Sizing Up Allometric Scaling Theory

Metabolic rate, heart rate, lifespan, and many other physiological properties vary with body mass in systematic and interrelated ways. Present empirical data suggest that these scaling relationships take the form of power laws with exponents that are simple multiples of one quarter. A compelling explanation of this observation was put forward a decade ago by West, Brown, and Enquist (WBE). Their framework elucidates the link between metabolic rate and body mass by focusing on the dynamics and structure of resource distribution networks—the cardiovascular system in the case of mammals. Within this framework the WBE model is based on eight assumptions from which it derives the well-known observed scaling exponent of 3/4. In this paper we clarify that this result only holds in the limit of infinite network size (body mass) and that the actual exponent predicted by the model depends on the sizes of the organisms being studied. Failure to clarify and to explore the nature of this approximation has led to debates about the WBE model that were at cross purposes. We compute analytical expressions for the finite-size corrections to the 3/4 exponent, resulting in a spectrum of scaling exponents as a function of absolute network size. When accounting for these corrections over a size range spanning the eight orders of magnitude observed in mammals, the WBE model predicts a scaling exponent of 0.81, seemingly at odds with data. We then proceed to study the sensitivity of the scaling exponent with respect to variations in several assumptions that underlie the WBE model, always in the context of finite-size corrections. Here too, the trends we derive from the model seem at odds with trends detectable in empirical data.
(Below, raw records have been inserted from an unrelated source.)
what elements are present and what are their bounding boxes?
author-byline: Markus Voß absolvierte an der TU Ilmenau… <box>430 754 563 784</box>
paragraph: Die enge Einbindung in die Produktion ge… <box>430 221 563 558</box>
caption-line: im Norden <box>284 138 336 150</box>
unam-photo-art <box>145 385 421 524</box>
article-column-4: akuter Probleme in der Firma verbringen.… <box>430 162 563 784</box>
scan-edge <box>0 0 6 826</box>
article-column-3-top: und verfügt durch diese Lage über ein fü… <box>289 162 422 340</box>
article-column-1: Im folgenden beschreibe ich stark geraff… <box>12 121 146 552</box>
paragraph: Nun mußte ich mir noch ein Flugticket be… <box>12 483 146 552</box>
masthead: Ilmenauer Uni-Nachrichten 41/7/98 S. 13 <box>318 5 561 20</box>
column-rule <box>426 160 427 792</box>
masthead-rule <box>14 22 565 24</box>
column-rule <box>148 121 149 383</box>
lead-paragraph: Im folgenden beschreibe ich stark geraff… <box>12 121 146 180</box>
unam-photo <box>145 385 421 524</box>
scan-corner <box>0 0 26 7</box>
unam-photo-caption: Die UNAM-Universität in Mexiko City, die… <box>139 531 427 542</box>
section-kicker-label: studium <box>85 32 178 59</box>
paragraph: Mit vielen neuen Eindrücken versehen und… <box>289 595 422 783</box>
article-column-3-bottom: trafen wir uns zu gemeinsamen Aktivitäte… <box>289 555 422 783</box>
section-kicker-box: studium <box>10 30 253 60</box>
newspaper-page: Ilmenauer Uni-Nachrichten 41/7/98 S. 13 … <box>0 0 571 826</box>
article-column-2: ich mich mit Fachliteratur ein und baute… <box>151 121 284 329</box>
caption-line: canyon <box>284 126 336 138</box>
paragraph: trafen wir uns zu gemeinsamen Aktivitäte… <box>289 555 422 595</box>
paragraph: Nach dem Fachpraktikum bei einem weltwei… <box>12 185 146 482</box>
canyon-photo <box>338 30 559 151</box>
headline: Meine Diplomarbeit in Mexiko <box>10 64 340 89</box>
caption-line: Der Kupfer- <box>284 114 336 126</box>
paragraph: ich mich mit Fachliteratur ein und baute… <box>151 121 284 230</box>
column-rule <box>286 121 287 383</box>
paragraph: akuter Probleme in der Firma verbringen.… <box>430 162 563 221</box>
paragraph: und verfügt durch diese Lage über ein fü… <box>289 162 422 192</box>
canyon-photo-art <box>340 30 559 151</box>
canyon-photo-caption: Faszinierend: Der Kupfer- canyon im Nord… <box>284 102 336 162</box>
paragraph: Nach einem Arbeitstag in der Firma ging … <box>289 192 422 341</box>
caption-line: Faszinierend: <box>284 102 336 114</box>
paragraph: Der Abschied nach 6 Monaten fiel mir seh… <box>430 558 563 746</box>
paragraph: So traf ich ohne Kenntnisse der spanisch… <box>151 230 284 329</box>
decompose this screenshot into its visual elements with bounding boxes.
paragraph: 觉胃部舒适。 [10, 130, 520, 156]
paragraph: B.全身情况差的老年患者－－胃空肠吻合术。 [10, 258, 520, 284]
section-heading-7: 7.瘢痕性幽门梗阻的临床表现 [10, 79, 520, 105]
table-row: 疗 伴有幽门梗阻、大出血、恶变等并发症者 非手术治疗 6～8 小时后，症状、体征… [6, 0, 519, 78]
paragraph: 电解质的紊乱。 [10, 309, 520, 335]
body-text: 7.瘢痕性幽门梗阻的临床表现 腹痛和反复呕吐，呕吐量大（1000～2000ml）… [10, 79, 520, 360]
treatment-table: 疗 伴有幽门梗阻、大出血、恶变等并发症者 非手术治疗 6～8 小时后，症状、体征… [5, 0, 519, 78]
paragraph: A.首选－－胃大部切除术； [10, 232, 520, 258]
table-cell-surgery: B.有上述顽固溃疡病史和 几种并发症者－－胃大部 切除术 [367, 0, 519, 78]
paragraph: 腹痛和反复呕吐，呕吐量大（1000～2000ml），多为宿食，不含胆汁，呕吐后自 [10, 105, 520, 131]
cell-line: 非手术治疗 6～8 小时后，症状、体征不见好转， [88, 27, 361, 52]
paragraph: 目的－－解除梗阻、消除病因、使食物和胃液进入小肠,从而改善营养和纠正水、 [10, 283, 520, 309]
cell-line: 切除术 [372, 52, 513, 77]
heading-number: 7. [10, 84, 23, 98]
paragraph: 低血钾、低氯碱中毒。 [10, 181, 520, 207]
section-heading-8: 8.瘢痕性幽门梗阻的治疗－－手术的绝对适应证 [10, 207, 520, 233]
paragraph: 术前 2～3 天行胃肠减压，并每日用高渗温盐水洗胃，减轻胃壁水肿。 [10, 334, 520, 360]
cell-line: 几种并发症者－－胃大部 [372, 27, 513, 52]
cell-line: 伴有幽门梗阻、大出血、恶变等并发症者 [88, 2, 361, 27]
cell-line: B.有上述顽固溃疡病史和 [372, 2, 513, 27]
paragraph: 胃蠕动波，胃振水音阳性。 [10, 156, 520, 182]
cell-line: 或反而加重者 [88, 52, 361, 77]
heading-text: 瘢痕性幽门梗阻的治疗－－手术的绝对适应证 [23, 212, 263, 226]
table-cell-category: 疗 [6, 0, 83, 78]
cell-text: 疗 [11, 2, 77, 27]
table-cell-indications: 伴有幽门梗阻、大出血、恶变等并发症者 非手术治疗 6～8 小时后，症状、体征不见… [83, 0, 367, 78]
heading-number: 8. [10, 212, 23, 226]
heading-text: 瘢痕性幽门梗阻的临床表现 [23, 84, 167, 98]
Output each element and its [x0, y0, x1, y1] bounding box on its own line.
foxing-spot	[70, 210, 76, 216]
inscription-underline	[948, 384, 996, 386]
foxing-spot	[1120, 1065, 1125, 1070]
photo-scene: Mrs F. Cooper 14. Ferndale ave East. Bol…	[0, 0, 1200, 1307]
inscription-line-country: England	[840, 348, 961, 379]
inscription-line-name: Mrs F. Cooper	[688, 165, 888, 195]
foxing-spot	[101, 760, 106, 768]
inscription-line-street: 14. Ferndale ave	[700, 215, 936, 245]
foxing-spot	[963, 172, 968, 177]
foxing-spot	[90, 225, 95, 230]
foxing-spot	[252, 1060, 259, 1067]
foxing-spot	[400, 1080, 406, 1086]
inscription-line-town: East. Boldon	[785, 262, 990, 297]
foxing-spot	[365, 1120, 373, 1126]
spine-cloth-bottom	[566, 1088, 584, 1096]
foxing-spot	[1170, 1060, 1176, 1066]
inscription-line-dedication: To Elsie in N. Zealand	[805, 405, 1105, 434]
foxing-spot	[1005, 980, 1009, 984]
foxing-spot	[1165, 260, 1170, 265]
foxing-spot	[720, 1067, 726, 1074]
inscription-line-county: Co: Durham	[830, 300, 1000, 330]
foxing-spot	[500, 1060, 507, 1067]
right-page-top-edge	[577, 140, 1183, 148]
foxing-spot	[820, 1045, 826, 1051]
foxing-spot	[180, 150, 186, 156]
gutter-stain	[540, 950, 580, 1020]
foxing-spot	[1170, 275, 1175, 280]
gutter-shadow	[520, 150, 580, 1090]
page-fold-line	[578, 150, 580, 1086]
Our work illustrates the utility of the WBE framework in reasoning about allometric scaling, while at the same time suggesting that the current canonical model may need amendments to bring its predictions fully in line with available datasets.

The rate at which an organism produces energy to live increases with body mass to the 3/4 power. Ten years ago West, Brown, and Enquist posited that this empirical relationship arises from the structure and dynamics of resource distribution networks such as the cardiovascular system. Using assumptions that capture physical and biological constraints, they defined a vascular network model that predicts a 3/4 scaling exponent. In our paper we clarify that this model generates the 3/4 exponent only in the limit of infinitely large organisms. Our calculations indicate that in the finite-size version of the model metabolic rate and body mass are not related by a pure power law, which we show is consistent with available data. We also show that this causes the model to produce scaling exponents significantly larger than the observed 3/4. We investigate how changes in certain assumptions about network structure affect the scaling exponent, leading us to identify discrepancies between available data and the predictions of the finite-size model. This suggests that the model, the data, or both, need reassessment. The challenge lies in pinpointing the physiological and evolutionary factors that constrain the shape of networks driving metabolic scaling.